While vulnerability assessment focuses on identifying and addressing specific weaknesses, risk analysis is a broader process that considers the potential impact and likelihood of threats to an organisation's systems. Risk analysis typically involves the following steps:

1. Identification of Threats: This step involves the identification of threats facing an organisation from various sources such as cybercrime, insider threats, natural disasters or accidental data loss.
2. Assessing Vulnerabilities: Just like vulnerability assessments, vulnerability analyses involve identifying weaknesses which could be exploited by threats.
3. Calculating Risk: Calculating risk involves estimating both its potential impact and likelihood, often expressed as the product. Risk can then be expressed as the product between potential impact and likelihood - thus yielding its product, known as its "risk profile."
4. Prioritising Risks: Based on their calculated risk, threats are then prioritised. This helps organisations focus their efforts on the most significant risks.
5. Establish a Risk Management Plan: After identifying all risks, an effective risk management plan must be created in order to address each one effectively. This document must outline how each risk will be reduced or avoided entirely using mitigation, transference, acceptance, or avoidance strategies.

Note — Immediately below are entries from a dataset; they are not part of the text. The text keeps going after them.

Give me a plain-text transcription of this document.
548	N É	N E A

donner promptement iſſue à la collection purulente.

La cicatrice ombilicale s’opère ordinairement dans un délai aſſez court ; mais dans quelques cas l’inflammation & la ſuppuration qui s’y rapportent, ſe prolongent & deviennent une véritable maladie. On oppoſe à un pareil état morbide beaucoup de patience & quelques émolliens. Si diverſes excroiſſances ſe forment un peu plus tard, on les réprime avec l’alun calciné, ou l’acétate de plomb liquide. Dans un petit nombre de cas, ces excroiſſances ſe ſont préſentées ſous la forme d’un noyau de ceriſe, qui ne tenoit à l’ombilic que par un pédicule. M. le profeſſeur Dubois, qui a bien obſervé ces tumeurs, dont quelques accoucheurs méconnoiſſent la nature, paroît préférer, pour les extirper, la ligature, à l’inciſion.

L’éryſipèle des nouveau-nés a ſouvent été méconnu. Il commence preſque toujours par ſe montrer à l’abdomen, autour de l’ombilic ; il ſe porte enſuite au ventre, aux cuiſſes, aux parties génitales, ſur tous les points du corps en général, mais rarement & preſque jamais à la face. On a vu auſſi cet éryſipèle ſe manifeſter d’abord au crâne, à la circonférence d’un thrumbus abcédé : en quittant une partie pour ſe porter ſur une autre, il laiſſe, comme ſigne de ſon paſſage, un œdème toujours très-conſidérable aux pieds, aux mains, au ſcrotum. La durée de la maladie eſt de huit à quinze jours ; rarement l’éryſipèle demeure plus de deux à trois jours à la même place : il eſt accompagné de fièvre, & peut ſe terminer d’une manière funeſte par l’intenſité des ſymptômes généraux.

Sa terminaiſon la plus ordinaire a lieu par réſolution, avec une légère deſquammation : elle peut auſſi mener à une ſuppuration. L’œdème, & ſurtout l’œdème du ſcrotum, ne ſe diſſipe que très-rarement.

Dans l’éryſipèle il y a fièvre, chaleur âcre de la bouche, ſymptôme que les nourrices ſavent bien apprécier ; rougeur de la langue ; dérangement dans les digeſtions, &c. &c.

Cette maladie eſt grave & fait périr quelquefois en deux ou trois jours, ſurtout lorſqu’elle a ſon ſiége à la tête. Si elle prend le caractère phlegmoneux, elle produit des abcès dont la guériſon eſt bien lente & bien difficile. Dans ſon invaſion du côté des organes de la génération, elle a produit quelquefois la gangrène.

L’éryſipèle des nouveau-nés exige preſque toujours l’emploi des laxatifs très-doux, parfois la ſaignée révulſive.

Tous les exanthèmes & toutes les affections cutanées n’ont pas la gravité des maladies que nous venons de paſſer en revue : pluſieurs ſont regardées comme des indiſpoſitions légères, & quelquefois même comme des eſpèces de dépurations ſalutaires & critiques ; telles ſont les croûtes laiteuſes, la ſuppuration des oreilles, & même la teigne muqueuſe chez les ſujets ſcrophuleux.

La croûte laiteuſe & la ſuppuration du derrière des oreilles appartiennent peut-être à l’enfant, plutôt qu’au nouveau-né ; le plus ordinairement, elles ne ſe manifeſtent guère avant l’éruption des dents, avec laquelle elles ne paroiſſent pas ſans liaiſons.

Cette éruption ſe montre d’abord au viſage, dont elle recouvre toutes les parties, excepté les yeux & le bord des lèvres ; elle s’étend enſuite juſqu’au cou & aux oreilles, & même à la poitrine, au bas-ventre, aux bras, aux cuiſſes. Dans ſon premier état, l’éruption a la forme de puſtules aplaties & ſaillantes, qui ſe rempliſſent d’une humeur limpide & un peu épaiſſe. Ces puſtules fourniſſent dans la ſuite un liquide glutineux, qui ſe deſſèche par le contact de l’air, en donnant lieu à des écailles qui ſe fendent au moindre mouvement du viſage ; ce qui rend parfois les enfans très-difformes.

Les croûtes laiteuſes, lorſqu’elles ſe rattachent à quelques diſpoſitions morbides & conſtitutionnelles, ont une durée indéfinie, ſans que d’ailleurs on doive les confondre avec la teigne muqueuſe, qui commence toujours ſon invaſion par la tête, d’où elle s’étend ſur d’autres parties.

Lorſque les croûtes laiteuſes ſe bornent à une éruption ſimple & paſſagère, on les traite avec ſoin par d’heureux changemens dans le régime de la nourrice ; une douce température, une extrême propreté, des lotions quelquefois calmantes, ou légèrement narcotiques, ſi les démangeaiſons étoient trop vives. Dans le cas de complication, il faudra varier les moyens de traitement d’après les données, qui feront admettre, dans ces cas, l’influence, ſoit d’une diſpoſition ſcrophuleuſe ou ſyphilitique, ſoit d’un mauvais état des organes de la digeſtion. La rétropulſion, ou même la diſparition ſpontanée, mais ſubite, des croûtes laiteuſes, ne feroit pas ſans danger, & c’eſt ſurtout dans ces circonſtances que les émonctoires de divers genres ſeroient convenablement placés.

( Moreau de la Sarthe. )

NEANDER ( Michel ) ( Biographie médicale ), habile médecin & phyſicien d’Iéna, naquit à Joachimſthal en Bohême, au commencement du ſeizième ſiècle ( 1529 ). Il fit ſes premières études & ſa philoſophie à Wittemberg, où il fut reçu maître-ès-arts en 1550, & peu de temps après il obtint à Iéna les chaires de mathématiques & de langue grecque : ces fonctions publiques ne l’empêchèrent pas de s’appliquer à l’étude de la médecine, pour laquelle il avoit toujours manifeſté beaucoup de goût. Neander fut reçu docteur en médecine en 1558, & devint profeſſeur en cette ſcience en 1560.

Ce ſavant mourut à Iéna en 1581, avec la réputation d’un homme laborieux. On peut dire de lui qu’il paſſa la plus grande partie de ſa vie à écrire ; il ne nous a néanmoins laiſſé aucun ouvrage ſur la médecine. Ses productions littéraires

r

By conducting regular vulnerability assessments and risk analyses, organisations can keep their cybersecurity up to date and respond effectively to the evolving threat landscape.

 

Compliance Requirements and Standards

Compliance is also vital when managing cybersecurity risks; not only for legal reasons but also to ensure best practices for cybersecurity within an organisation are followed.

GDPR

The General Data Protection Regulation of the European Union is an established law which establishes comprehensive rules governing how personal data of EU residents should be handled within that body, giving individuals greater control of their personal information while simplifying regulatory environments for international business operations.
Key principles of GDPR include:

1. Lawfulness, fairness, and transparency: When processing personal data it should always be done so in a lawful, fair, and transparent way.
2. Data minimization: Only the minimum necessary amount of personal data should be collected and processed.
3. Data subject rights: Individuals have the right to access their data, correct inaccuracies, and request deletion in certain circumstances.
4. Security: Organisations must implement appropriate security measures to protect personal data.